Dabei drängt die Zeit. Denn in den kommenden Jahren steigen die Ausgaben der Krankenversicherung vermutlich weiter stark an – allein aufgrund der zunehmenden Alterung der Versicherten. Das Geld reicht ohne Eingriffe in das System schon jetzt nicht mehr aus.

2023 erwarten Schätzer ein Minus von 17 Milliarden Euro. Geschlossen wird das Loch überwiegend von den Beitragszahlern durch den Anstieg der Zusatzbeiträge. Dazu werden die Reserven der Kassen und des Gesundheitsfonds angezapft. Aber auch Pharmaunternehmen und Ärzte leisten in diesem Jahr einen Beitrag zu Deckung der Kosten.
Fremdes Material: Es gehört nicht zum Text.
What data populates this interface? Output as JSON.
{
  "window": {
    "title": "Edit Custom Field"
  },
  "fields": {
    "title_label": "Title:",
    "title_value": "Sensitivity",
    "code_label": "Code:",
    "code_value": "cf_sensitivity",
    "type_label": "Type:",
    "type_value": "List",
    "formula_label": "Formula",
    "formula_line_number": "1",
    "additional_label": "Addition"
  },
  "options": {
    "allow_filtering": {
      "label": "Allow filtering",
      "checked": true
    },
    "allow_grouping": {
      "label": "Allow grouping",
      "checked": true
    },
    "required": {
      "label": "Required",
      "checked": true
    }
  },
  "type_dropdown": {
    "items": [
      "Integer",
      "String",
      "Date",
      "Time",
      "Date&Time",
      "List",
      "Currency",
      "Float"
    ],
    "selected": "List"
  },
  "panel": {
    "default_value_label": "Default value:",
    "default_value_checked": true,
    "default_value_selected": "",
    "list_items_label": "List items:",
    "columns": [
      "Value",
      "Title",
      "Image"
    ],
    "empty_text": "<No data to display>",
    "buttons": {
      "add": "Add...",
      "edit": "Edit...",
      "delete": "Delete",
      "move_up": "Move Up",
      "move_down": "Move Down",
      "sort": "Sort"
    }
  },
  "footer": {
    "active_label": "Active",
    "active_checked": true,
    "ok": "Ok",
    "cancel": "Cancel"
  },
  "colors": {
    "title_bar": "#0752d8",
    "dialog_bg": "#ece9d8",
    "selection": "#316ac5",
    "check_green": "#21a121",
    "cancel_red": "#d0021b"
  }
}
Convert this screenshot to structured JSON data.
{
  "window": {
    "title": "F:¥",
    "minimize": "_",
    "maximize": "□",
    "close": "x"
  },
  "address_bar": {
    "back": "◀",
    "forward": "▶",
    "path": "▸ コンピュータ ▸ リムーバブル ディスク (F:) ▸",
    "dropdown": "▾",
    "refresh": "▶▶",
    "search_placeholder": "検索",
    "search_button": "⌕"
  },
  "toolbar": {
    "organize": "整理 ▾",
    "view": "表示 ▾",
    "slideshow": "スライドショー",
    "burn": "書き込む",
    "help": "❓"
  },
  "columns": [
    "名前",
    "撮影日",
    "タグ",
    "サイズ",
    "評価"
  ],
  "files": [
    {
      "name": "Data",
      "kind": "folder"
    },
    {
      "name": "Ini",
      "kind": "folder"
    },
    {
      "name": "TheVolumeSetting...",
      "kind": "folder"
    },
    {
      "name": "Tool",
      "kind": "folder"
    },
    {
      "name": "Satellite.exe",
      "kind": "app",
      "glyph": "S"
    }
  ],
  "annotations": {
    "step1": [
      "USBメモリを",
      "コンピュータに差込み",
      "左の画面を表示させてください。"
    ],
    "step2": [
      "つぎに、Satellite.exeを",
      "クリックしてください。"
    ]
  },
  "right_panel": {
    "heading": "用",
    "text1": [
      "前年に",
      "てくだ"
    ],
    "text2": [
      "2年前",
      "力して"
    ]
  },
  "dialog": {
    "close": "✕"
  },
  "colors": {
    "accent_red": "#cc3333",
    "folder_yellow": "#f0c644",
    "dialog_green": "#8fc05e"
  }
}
Kassen-Chefin Doris Pfeiffer vom GKV-Spitzenverband
Kassen-Chefin Doris Pfeiffer vom GKV-Spitzenverband © Reto Klar/FUNKE Foto Services

Milliarden-Finanzlücke bei den Krankenkassen

Im kommenden Jahr dürfte Pfeiffer zufolge ein deutlich geringeres Minus anfallen. Aus heutiger Sicht werde es "voraussichtlich eine Lücke von 3,5 bis sieben Milliarden Euro" geben. Ohne weitere Maßnahmen müssten die Zusatzbeiträge erneut um 0,2 bis 0,4 Prozentpunkte steigen. Da sich die Finanzen aber besser entwickeln als erwartet, kann es für die Versicherten auch besser kommen. Die hohen Tarifabschlüsse und die stabile Lage am Arbeitsmarkt sorgen für wachsende Einnahmen.
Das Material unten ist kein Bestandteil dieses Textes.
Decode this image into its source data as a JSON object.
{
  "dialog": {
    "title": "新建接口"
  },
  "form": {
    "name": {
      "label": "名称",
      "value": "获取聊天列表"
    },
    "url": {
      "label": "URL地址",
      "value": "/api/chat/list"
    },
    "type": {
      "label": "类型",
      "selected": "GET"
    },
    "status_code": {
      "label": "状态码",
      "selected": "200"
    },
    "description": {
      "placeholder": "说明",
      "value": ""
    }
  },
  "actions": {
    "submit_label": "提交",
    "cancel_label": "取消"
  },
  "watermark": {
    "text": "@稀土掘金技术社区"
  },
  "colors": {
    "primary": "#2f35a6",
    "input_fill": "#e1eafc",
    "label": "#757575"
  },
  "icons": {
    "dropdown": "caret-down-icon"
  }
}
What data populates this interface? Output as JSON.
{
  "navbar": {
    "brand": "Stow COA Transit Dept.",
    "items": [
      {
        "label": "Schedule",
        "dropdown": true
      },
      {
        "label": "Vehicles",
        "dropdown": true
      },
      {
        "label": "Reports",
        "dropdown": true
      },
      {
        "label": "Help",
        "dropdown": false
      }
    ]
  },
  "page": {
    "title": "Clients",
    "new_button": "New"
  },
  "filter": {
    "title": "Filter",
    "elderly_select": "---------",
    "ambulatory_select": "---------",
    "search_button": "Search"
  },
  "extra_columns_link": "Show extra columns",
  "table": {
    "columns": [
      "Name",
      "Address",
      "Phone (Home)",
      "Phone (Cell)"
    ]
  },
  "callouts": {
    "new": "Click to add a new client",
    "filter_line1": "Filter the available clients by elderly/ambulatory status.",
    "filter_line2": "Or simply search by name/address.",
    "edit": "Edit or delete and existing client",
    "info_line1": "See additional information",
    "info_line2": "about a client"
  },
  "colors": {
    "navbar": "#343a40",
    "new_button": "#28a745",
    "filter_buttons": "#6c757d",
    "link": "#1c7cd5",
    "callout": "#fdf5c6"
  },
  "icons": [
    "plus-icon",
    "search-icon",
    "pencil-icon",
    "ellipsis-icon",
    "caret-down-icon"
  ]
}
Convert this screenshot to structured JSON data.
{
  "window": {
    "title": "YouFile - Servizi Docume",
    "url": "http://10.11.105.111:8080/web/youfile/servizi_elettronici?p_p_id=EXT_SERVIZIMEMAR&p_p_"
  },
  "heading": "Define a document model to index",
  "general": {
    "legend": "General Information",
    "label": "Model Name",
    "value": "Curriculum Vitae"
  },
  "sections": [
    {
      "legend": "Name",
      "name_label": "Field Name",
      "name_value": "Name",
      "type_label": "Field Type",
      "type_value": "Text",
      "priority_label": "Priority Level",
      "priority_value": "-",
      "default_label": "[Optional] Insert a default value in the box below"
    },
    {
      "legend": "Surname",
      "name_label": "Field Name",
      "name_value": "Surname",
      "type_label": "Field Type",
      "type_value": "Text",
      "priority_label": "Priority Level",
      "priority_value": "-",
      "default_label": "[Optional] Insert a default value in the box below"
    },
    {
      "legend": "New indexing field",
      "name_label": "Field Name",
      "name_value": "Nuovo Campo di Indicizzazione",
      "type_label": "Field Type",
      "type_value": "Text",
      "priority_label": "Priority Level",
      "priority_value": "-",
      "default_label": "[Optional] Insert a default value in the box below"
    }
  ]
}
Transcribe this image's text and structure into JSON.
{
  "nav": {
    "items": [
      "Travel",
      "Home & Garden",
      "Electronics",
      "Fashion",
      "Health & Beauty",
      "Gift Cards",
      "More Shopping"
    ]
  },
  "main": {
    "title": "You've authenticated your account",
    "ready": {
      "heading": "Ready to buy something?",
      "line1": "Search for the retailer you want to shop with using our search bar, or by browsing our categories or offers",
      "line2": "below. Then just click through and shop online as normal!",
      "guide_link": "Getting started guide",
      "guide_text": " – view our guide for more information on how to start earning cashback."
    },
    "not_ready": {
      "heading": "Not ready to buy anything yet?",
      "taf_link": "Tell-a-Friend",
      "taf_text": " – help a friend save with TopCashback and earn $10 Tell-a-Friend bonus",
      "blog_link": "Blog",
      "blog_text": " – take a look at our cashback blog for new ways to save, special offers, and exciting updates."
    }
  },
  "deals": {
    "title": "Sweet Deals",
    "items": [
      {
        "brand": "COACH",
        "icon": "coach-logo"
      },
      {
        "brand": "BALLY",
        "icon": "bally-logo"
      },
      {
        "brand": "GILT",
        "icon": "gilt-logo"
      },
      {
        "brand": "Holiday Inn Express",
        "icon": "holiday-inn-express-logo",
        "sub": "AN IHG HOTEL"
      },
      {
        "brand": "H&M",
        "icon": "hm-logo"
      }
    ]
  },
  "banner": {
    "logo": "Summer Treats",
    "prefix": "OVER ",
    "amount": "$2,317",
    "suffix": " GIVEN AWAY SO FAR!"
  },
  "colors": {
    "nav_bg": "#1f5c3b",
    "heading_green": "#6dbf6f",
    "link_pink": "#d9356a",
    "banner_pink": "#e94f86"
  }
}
Der GKV fordert nun erneut ein Konzept für die nachhaltige Finanzierung der Krankenversicherung. Vorschläge dafür hat der Verband parat. So soll die Krankenhausversorgung am Bedarf der Bevölkerung ausgerichtet und mehr Untersuchungen, etwa bei Notfällen, ambulant durchgeführt werden. Auch die Überversorgung mit Vertragsärzten in manchen Regionen sehen die Kassen als Kostentreiber. Auch interessant: Beiträge und Leistungen – Das sind die besten Krankenkassen

Zudem mangelt es laut GKV zum Teil an Effizienz. So stehe im internationalen Vergleich pro Kopf in Deutschland mehr Personal zur Verfügung als in anderen Ländern. Zugleich leide das System an Personalmangel. "Ohne Strukturreformen ist keine nachhaltige Finanzierung möglich", warnt Pfeiffer.